How to Speed Up EEGUnity with Built-in Parallelism#

1. Introduction#

EEGUnity supports parallel execution through:

Global worker count: UnifiedDataset(..., num_workers=...)
Batch backend selection: batch_process(..., execution_mode=...)

This tutorial explains when to use thread mode, process mode, or sequential mode.

2. Basic Configuration#

from eegunity import UnifiedDataset

ud = UnifiedDataset(
    dataset_path="your_dataset_root",
    domain_tag="your_domain_tag",
    num_workers=8,
)

num_workers=0 means sequential execution.
num_workers>0 enables parallel paths where supported.
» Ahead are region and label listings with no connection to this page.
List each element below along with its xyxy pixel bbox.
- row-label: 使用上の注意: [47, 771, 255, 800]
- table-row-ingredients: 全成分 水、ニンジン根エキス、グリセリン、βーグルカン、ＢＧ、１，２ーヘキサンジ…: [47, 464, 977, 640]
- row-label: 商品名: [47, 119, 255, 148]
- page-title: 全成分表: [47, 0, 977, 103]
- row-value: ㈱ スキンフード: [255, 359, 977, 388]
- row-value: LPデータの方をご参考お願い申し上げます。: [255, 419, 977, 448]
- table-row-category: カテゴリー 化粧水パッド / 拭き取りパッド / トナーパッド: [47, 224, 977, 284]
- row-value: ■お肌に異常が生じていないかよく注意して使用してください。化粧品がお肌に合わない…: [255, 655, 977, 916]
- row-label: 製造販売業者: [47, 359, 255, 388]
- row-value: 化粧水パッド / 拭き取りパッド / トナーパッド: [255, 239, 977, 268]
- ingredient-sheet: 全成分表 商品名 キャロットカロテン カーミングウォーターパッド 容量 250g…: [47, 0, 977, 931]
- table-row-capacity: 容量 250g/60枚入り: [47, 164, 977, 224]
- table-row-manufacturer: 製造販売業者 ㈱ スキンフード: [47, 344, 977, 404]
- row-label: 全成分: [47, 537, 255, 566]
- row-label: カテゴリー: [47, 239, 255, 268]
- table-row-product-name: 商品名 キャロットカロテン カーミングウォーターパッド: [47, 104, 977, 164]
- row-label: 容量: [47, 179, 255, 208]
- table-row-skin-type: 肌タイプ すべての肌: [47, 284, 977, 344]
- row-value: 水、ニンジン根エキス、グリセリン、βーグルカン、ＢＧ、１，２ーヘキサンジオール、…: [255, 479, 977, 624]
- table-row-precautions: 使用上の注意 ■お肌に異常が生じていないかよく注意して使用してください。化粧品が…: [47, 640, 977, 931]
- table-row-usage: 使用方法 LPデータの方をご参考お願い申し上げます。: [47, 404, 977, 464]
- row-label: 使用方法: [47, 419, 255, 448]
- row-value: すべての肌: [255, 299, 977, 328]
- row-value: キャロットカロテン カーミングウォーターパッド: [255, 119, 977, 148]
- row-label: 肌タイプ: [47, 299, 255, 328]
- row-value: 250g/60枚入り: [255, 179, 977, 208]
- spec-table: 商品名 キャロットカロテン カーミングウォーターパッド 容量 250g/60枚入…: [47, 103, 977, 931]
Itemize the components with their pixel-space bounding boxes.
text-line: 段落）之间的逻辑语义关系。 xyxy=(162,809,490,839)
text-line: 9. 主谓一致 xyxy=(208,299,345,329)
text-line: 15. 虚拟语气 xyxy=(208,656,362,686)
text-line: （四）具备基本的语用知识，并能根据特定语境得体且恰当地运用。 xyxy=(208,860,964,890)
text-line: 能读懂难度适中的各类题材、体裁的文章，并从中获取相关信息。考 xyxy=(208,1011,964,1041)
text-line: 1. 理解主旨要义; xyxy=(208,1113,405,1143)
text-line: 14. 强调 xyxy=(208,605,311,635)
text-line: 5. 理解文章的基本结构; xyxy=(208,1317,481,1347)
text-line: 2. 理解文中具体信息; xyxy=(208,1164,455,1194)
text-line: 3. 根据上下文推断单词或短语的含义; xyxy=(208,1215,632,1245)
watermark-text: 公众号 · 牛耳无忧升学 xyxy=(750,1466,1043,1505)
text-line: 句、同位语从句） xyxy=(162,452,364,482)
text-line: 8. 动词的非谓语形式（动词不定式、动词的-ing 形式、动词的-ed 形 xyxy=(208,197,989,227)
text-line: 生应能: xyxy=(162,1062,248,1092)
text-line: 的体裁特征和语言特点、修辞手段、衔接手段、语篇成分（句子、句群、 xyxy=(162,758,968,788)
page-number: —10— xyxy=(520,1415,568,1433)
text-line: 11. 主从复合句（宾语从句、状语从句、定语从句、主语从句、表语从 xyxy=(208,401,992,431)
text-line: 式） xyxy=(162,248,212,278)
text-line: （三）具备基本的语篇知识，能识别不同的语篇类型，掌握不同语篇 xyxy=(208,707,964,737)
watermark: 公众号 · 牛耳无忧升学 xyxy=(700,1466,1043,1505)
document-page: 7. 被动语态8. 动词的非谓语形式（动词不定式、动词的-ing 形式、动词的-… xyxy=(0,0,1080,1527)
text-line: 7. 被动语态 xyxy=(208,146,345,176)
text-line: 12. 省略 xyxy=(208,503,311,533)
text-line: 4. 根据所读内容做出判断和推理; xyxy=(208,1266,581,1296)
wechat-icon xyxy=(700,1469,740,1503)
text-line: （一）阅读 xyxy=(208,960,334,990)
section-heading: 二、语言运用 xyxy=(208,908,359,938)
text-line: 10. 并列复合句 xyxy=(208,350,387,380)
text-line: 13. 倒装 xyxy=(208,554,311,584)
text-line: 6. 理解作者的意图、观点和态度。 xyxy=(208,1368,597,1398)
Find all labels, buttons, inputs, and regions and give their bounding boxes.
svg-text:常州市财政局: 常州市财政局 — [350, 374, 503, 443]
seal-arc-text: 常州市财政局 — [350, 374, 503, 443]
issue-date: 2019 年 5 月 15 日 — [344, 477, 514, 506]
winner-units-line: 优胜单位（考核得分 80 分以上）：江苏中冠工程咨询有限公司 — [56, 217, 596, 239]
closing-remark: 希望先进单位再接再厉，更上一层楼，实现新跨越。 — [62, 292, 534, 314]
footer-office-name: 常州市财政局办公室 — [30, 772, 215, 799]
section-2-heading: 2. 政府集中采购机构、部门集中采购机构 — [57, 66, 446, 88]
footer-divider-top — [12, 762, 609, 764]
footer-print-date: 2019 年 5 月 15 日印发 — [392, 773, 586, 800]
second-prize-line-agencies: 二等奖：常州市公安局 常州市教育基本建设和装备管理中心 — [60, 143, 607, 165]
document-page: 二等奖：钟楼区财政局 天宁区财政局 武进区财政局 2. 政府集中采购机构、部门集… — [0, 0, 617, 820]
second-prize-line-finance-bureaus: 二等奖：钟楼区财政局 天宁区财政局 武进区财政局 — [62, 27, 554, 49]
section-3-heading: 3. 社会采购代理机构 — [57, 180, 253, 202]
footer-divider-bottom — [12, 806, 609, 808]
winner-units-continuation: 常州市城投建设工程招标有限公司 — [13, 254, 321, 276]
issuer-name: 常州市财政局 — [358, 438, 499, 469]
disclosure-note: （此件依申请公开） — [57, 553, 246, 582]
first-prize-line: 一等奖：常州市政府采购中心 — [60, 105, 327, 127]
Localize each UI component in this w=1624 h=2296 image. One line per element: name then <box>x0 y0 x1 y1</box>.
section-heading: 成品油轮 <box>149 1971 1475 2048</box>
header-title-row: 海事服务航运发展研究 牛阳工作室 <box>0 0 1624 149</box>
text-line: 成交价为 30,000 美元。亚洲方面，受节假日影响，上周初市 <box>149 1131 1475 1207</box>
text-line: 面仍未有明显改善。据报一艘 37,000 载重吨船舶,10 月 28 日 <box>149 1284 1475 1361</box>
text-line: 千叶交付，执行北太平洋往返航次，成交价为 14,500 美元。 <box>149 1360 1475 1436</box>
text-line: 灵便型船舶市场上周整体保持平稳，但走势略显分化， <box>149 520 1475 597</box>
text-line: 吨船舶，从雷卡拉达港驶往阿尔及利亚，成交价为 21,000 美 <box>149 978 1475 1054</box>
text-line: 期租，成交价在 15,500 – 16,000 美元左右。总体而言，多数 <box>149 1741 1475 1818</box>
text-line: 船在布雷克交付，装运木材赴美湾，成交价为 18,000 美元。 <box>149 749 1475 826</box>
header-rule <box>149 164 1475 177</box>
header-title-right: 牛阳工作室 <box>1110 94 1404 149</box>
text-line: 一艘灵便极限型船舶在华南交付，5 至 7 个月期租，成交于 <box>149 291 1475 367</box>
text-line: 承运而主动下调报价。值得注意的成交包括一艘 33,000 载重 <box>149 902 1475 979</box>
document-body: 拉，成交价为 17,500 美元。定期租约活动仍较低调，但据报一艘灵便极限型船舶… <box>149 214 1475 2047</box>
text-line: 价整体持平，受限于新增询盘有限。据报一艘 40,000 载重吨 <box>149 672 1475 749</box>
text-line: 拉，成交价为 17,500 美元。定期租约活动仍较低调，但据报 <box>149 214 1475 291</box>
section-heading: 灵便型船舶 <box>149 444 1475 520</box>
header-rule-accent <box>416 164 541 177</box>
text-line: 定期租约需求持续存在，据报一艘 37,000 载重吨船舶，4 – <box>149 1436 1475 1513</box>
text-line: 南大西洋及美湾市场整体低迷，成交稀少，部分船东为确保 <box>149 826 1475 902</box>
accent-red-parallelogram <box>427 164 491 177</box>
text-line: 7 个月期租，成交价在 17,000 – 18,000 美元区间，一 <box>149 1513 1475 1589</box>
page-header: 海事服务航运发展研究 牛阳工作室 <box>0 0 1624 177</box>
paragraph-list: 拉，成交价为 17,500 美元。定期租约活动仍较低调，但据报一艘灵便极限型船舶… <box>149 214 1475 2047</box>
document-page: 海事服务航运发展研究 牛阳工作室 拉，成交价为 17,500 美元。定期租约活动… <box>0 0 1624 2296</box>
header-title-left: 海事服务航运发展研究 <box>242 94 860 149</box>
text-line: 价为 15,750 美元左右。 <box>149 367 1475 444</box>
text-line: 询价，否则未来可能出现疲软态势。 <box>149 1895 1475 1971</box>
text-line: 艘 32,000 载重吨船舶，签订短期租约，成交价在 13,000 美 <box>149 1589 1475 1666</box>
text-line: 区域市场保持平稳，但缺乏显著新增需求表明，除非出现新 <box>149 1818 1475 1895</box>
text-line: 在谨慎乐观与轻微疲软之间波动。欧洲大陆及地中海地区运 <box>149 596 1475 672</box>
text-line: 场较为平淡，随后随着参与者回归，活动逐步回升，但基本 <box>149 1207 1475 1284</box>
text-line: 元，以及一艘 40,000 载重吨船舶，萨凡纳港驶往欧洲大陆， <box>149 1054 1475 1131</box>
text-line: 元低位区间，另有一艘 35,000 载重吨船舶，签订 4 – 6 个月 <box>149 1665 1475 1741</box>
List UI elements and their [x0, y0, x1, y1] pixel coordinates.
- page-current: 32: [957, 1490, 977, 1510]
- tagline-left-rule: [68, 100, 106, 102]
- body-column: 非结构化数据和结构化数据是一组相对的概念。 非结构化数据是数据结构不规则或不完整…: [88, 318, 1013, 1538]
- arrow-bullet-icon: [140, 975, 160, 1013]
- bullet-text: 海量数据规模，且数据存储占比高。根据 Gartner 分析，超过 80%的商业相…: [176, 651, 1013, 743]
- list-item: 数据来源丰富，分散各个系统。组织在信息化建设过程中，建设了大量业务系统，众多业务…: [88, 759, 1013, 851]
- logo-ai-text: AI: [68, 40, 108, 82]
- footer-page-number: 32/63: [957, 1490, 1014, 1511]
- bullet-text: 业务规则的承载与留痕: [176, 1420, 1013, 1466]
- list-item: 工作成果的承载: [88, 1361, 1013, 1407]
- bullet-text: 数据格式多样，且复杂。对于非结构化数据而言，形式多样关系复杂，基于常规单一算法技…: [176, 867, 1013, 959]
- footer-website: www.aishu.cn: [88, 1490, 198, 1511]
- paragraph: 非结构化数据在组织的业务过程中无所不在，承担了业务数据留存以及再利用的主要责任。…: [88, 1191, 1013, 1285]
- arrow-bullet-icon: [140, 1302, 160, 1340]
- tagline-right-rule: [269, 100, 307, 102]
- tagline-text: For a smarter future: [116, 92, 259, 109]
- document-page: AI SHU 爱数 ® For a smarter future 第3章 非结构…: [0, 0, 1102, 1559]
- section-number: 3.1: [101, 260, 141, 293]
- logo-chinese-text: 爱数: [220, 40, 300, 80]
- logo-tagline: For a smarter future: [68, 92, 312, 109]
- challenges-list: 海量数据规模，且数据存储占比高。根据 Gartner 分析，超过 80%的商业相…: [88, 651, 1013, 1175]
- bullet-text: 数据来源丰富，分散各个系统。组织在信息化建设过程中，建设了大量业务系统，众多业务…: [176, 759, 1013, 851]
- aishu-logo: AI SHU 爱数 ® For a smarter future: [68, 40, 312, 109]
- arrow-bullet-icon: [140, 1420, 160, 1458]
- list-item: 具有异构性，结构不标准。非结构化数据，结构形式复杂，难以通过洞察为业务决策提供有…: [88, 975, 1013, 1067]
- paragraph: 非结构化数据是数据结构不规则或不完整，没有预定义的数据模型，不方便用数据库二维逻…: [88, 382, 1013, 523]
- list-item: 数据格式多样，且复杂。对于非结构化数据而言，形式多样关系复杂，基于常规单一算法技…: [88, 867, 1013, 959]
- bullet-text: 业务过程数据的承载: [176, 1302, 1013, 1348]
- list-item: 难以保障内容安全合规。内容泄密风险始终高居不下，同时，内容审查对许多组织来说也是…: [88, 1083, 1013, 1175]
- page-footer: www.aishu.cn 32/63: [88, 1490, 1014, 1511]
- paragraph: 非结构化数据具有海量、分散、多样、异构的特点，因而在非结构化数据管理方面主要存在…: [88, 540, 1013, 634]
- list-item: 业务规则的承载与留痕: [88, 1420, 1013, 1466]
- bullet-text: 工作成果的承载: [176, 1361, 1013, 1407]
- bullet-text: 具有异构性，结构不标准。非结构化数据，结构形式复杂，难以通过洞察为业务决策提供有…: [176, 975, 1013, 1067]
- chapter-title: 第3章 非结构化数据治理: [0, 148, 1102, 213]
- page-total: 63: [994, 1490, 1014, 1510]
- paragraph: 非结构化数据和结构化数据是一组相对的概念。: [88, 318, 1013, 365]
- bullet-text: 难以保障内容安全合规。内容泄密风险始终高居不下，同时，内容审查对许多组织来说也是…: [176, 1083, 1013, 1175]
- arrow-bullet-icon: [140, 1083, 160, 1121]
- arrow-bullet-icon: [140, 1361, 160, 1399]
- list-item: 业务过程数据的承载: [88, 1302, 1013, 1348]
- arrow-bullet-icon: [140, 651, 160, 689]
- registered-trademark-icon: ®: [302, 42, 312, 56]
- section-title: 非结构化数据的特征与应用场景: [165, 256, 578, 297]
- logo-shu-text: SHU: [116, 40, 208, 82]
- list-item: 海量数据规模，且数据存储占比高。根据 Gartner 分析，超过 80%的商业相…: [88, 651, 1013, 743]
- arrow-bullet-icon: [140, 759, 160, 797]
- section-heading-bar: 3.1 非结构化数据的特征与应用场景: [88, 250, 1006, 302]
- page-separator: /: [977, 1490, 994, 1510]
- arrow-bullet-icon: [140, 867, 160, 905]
3. Execution Modes in `batch_process`#

EEGBatch.batch_process supports:

execution_mode='thread': recommended for I/O-bound tasks
execution_mode='process': recommended for CPU-bound tasks
execution_mode=None: force sequential execution

Example:

results = ud.eeg_batch.batch_process(
    con_func=lambda row: row["Completeness Check"] == "Completed",
    app_func=lambda row: row["File Path"],
    is_patch=False,
    result_type="value",
    execution_mode="thread",
)

4. Where Parallelism Is Commonly Applied#

4.1 Parser Stage#

When loading from dataset_path, parser steps can use num_workers, including:

standard file scanning
MAT/CSV parsing
HDF5 EEGLAB .set fallback parsing
BrainVision .vhdr sidecar fallback parsing
WFDB header parsing

4.2 Batch Stage#

Many heavy eeg_batch methods now choose backend explicitly, for example:

filtering/resampling/normalization pipelines
quality scoring
hash calculation
epoch workflows

Some write-heavy paths stay sequential intentionally to keep output consistency.

5. Choosing Worker Count#

General guidance:

Start at os.cpu_count()
Reduce if memory pressure is high
Increase slightly for storage/network bound workloads
Benchmark on your own dataset

import os
from eegunity import UnifiedDataset

ud = UnifiedDataset(
    dataset_path="your_dataset_root",
    domain_tag="your_domain_tag",
    num_workers=os.cpu_count(),
)

6. Practical Tips#

Use execution_mode='process' for CPU-heavy transforms.
Use execution_mode='thread' for file I/O aggregation.
Set num_workers=0 during debugging for deterministic reproduction.
Avoid nesting your own thread/process pools around EEGUnity batch calls.

7. Summary#

Use num_workers to define available parallel workers and execution_mode to choose the right backend for each workload.